Ich brauche ganz dringend einen Ring mit einem grünen Stein, sage ich zu meinem Mann, und ich habe ihn schon gefunden, aber es gibt da noch einen, der mir sehr gut gefällt, mit einem orangenem Stein. Du musst mitkommen und bei der Wahl helfen!!
Sonst hast du keine Probleme? fragt er und schaut gedankenverloren zum Fluss hinunter. Doch! sage ich. Das Boot ist weg! Jemand hat es geklaut, oder es ist untergegangen, oder die Flut hat es mitgenommen!
Mein Mann jedoch zeigt keinerlei Interesse, wahrscheinlich denkt er gerade Witze aus.
Also lasse ich ihn brüten und radle in die Stadt. Die Flüsse sind randvoll, aber noch in ihren Betten. Seit vorgestern herrscht Katastrophenalarm in Leipzig, Schulen und Kindergärten in unserer Gegend bleiben geschlossen. Das reißende Wasser ist karamellbraun. Ich aber denke an den waldmeistergrünen Ring, der Stein sieht aus, als könnte man ihn lutschen... Ich weiß genau, wonach er schmecken würde.
Der Juwelier ist erfreut, mich wieder zu sehen. Immerhin komme ich schon zum dritten Mal. Ich nehme den Grünen! rufe ich schon in der Tür. Er nimmt den Ring aus der Vitrine und ich stecke ihn an meinen Finger. Schööön!

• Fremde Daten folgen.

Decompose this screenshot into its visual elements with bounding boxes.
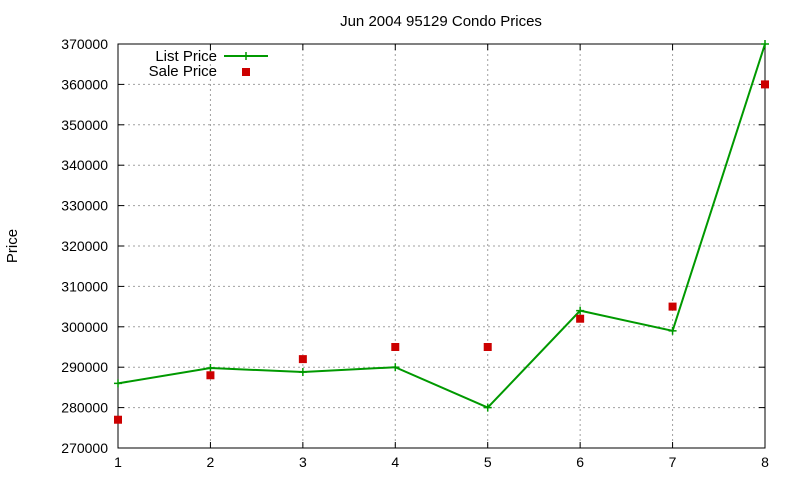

Dann schiele ich noch ein letztes Mal nach dem apfelsinenfarbenen Schmuckstück. Könnte ich noch mal...? frage ich. Aber ja, sagt der Verkäufer und öffnet wieder die Vitrine.
Auch schön, so warm leuchtend... Ach, vielleicht nehme ich doch diesen?
Wenn ich Ihnen noch einen ähnlichen zeigen dürfte, sagt der Mann, der könnte Ihnen auch gefallen... Und nimmt aus einer anderen Vitrine einen wunderschönen Ring mit einem schwarzen Stein. Herrlich! Wie der funkelt! Ich nehme den schwarzen! sage ich.
Und haben Sie diesen hier gesehen, flüstert er wie die Schlange im Paradies und reicht mir einen noch herrlicheren Ring mit einem Mondstein.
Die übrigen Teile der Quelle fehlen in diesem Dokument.